Lunes 07 de diciembre de 2020
La pandemia provocada por la propagación del coronavirus en todo el mundo y las muertes inesperadas de tantas personas conocidas y queridas en tan corto espacio de tiempo, nos hacen ver que somos frágiles, vulnerables y finitos. La impotencia para hacer frente a tanto dolor y sufrimiento nos recuerda que todos vamos en el mismo barco y que nos necesitamos unos a otros.
El ser humano, limitado, frágil, desorientado y temeroso, tiene un valor tan grande a los ojos de Dios que, llevado por su infinita misericordia, ha querido hacerse uno de nosotros en todo menos en el pecado, mediante la encarnación de Jesucristo, para compartir nuestra condición humana. De este modo, una vez resucitado de entre los muertos, puede seguir compadeciéndose de nosotros, sosteniéndonos en la debilidad y ofreciéndonos su salvación mediante la entrega de su vida en los sacramentos.

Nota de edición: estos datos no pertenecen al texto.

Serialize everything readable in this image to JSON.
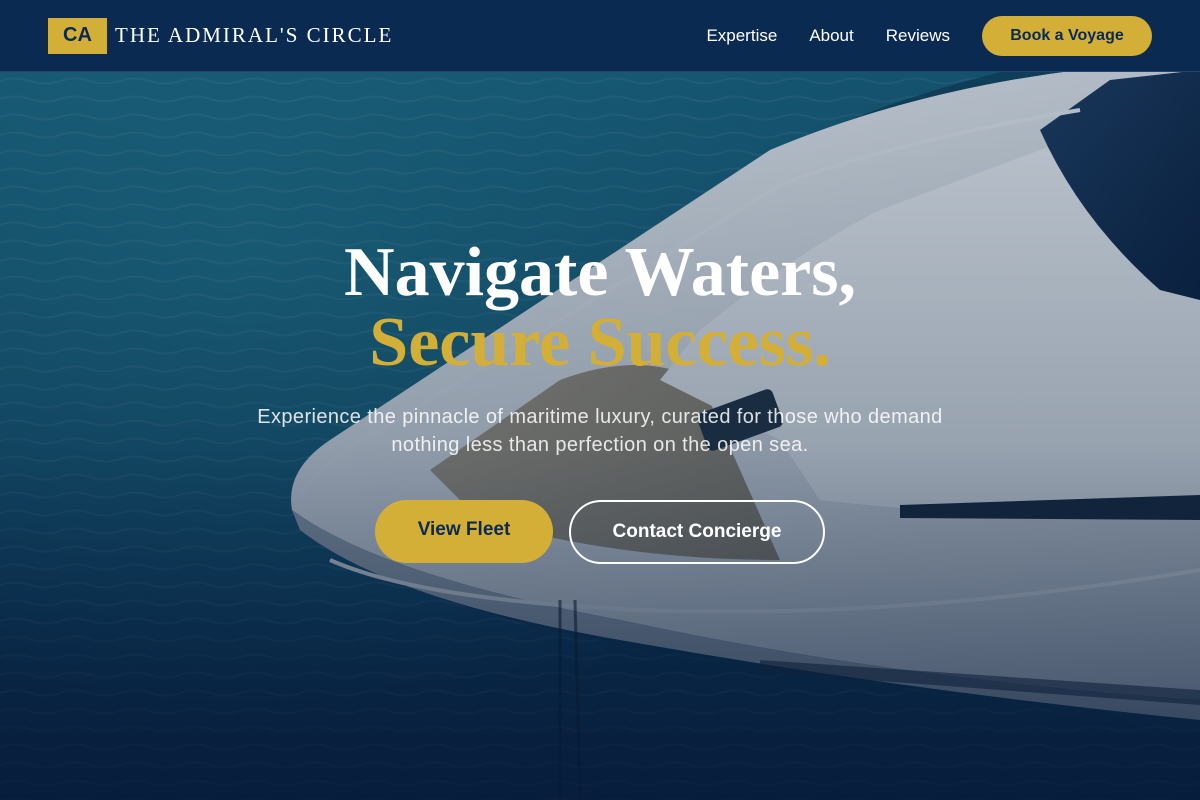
{
  "brand": {
    "logo_mark": "CA",
    "name": "THE ADMIRAL'S CIRCLE"
  },
  "nav": {
    "links": [
      "Expertise",
      "About",
      "Reviews"
    ],
    "cta": "Book a Voyage"
  },
  "hero": {
    "headline_line1": "Navigate Waters,",
    "headline_line2": "Secure Success.",
    "subtext_line1": "Experience the pinnacle of maritime luxury, curated for those who demand",
    "subtext_line2": "nothing less than perfection on the open sea.",
    "primary_button": "View Fleet",
    "secondary_button": "Contact Concierge",
    "background_image": "luxury-yacht-aerial-photo"
  },
  "colors": {
    "navy": "#0a2a52",
    "gold": "#d4af37",
    "white": "#ffffff"
  }
}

En medio de los sufrimientos y cansancios de la vida, podemos experimentar siempre la presencia sanadora de Aquel que vino al mundo y que sigue viniendo cada día a nuestros corazones para compartir nuestras debilidades y padecimientos. Esta solidaridad de Dios con cada ser humano nos permite descubrir que la capacidad de sufrir por amor a la verdad y a los hermanos es siempre un criterio de humanidad.
Pero, el sufrimiento con los otros y por los otros depende de la grandeza de la esperanza que llevamos en lo más profundo del corazón. Por eso, el papa Francisco nos invita a renovar la esperanza, pues una sociedad que no es capaz de aceptar a los que sufren y de contribuir a que el sufrimiento sea compartido y sobrellevado, mediante la compasión, es una sociedad cruel e inhumana. La aceptación del que sufre lleva consigo asumir sus sufrimientos de tal modo que estos lleguen a ser también míos.
Ahora bien, la sociedad no es un ente anónimo, sino que está formada por personas concretas, por cada uno de nosotros. Por eso, tendríamos que preguntarnos si nos acercamos a los que sufren y compartimos sus sufrimientos o, por el contrario, permanecemos anclados en el individualismo y el bienestar personal. Si no estamos dispuestos a asumir los sufrimientos de los hermanos, deberíamos preguntarnos si nuestros sufrimientos personales tienen un sentido, si son un camino de purificación y de maduración en nuestra vivencia de la fe, si nos ayudan a crecer en la esperanza.
Ante los comportamientos soberbios e insolidarios de quienes, considerándose poderosos y casi dioses, prescinden del Dios verdadero, le cierran la puerta del corazón y pretenden ocupar el lugar que solo a Él le pertenece, siempre tenemos motivos para darle gracias por el testimonio solidario y compasivo de tantos hermanos e instituciones que escuchan cada día los sufrimientos de sus semejantes, se ponen a su servicio y sufren con ellos.
Con mi sincero afecto y bendición, feliz día del Señor.